Nath meraih kue itu. Namun dia menyimpan makanan itu dalam sakunya—untuk dimakannya nanti. “Hei! Bajumu akan kotor jika menyimpan makanan seperti itu,” tegur Nathan. Nath hanya tersenyum. “Aku tidak pernah memikirkan ini sebelumnya.” Dia memang anak kecil berusia 7 tahun. “Itu apa?” tunjuk Nath pada sebuah benda yang di gantung pada sebuah kedai. Benda yang berbentuk bulat seperti koin besar berbahan batu giok dengan ukiran simbol kerajaan di satu sisi dan lambang Duchy Carperia di sisi yang lainnya.

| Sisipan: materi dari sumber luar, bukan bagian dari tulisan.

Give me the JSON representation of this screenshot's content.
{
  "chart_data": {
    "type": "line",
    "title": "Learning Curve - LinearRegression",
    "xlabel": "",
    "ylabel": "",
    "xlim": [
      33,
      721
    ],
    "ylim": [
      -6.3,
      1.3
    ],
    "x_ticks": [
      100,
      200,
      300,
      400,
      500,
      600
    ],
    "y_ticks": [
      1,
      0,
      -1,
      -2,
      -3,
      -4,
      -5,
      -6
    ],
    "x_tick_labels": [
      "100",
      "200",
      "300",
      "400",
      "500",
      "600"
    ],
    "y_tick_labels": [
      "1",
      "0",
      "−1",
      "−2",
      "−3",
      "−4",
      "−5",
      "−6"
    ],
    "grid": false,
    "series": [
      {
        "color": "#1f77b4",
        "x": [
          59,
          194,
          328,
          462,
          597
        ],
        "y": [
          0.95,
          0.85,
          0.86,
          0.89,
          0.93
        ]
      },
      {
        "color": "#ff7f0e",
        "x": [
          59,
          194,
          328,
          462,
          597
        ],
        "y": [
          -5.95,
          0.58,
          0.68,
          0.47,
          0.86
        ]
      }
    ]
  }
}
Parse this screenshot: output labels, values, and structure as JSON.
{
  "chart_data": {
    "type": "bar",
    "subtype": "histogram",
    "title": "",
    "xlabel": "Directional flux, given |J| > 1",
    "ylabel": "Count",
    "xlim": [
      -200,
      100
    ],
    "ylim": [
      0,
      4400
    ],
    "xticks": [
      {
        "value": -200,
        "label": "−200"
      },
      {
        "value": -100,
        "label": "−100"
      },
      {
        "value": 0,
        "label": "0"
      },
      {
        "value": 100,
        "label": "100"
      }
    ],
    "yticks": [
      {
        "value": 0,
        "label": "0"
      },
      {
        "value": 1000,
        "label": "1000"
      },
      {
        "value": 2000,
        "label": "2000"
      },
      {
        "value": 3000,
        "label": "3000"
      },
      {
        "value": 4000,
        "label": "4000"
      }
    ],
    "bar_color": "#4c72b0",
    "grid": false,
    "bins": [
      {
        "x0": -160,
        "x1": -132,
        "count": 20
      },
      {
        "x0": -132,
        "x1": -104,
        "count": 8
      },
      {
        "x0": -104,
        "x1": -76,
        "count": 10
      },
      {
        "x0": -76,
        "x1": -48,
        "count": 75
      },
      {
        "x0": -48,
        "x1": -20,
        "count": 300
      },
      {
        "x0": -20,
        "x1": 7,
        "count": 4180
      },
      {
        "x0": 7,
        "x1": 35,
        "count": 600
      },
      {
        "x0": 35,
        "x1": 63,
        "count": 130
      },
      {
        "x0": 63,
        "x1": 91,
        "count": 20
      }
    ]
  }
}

“Mereka bilang itu adalah jimat keberuntungan kerajaan Gradiana,” jelas Nathan. “Apa benda itu dapat memengaruhi kehidupan mereka?” Nathan mengedikkan bahu. “Entahlah. Tapi sepertinya mereka selalu percaya akan ada hal baik jika mereka menggantung benda itu.” Mereka terus berjalan hingga tak terasa kaki terasa kaku. Nath dan Nathan berhenti di sebuah air mancur besar di tengah pasar. Sebuah kolam air mancur dengan patung seseorang yang tengah menaiki seekor kuda.
“Apa ini Duke Carperia? Wah keren sekali?” Karena kesal dengan Nath yang sejak tadi banyak bertanya, Nathan memalingkan pandangannya dan berpura-pura tidak mendengar. “Apa dia Duke Carperia adik dari Raja pertama Gradiana yang menaklukkan dua Benua sekaligus? Orang ini luar biasa. Aku membaca kisahnya berkali-kali dan tidak pernah bosan,”ucap Nath dengan wajah berbinar. Kedua bola mata Nathan terbelalak mendengar ocehan Nath. “Tidakkah lebih baik kau diam.
Percuma kau memamerkan kebiasaan membacamu di sini?” sindir Nathan. “Aku hanya bahagia. Apa tidak boleh? Selama ini aku tidak pernah ke manapun. Dan sekarang aku di sini. Dulu aku hanya bisa membayangkan seperti apa festival. Tapi sekarang aku ada di sini.” Terdengar suara riang gadis itu menyatu dengan suara orang-orang yang juga tengah berlalu lalang. “Sesekali keluarlah, dunia ini luas! Kalau kau hanya membaca kau hanya akan tahu teorinya saja!” “Apa kau dengar sesuatu? Seperti kaki kuda? Dan sepertinya banyak.”